The feel of the derailleur shifting under load is both crisp and smooth. Shifting is effortless and sufficiently snappy even when encountering high pedal torque situations. Synchronized shifting also helps to minimize stress on the drivetrain while maintain accurate and powerful shifting. Combined with the light shift action of the newly designed 9170 shifters, the chain breezes up and down the cassette with enough positive click feedback to be sure and satisfying.

Most Dura Ace groupset owners are likely to be more experienced riders. Counting myself among them, I feel that my old habits of shifting manually are difficult to change and this makes relying on syncro shift somewhat challenging. A complete rework of a lifetime of shifting habits would have to be re-wired and forced to allow the use of automated shifting. Syncro shift or semi syncro shift will likely work better for riding styles or terrains where the rider doesn’t want to think about cross chain gears and would prefer to let the Shimano computer control it.

Benefits of Electronic Di2 Shifting

One of the best features of electronic shifting is the auto trim. The Di2 derailleur can precisely position itself over the correct cassette cog. This makes ever shift exactly perfect and unlike cable actuated derailleurs, will not rub the adjacent cog or skip because the cable tension isn’t just right. If you are coming from a bike or groupset with cable shifting, you will notice this as a welcome improvement. There is nothing more annoying than being unable to shift smoothly into the desired gear when under stressful conditions.

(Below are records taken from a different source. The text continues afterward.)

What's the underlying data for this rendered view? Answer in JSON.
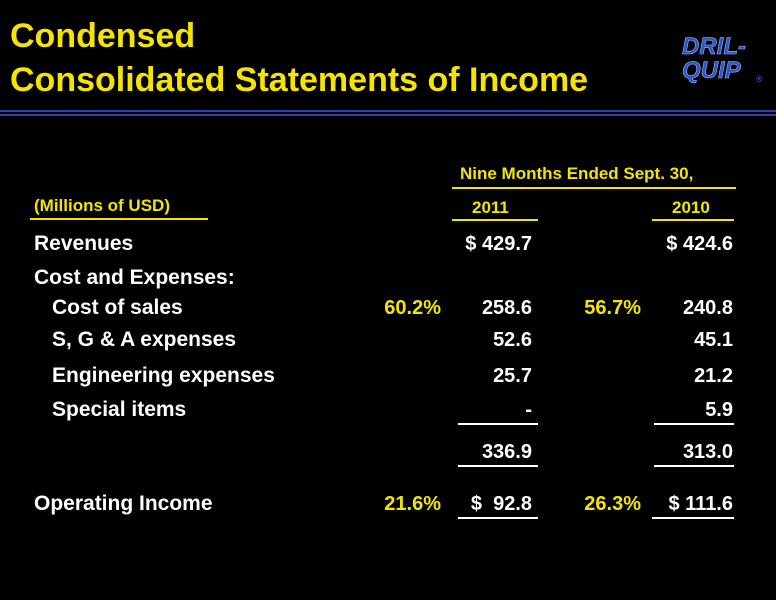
{
  "title": {
    "line1": "Condensed",
    "line2": "Consolidated Statements of Income"
  },
  "logo": {
    "line1": "DRIL-",
    "line2": "QUIP",
    "mark": "®"
  },
  "header": {
    "period": "Nine Months Ended Sept. 30,",
    "units": "(Millions of USD)",
    "year1": "2011",
    "year2": "2010"
  },
  "rows": {
    "revenues": {
      "label": "Revenues",
      "v2011": "$ 429.7",
      "v2010": "$ 424.6"
    },
    "cost_and_expenses": {
      "label": "Cost and Expenses:"
    },
    "cost_of_sales": {
      "label": "Cost of sales",
      "pct2011": "60.2%",
      "v2011": "258.6",
      "pct2010": "56.7%",
      "v2010": "240.8"
    },
    "sga": {
      "label": "S, G & A expenses",
      "v2011": "52.6",
      "v2010": "45.1"
    },
    "engineering": {
      "label": "Engineering expenses",
      "v2011": "25.7",
      "v2010": "21.2"
    },
    "special": {
      "label": "Special items",
      "v2011": "-",
      "v2010": "5.9"
    },
    "total": {
      "v2011": "336.9",
      "v2010": "313.0"
    },
    "operating_income": {
      "label": "Operating Income",
      "pct2011": "21.6%",
      "v2011": "$  92.8",
      "pct2010": "26.3%",
      "v2010": "$ 111.6"
    }
  },
  "colors": {
    "accent": "#f2e600",
    "rule": "#2f3fb0",
    "logo": "#2b55c8"
  }
}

Dura Ace 9150 Di2 Rear Derailleur Quality

The aesthetics of the rear derailleur are somewhere between bland and classy. It may not be eye popping or ground breaking but it looks refined, polished and of the quality one has come to expect with Dura Ace. Considering the electronics involved, the 9150 derailleur is subtle and sleek with a black anodized polished finish. The jockey wheel cage is carbon fiber and houses a jockey wheel and guide wheel.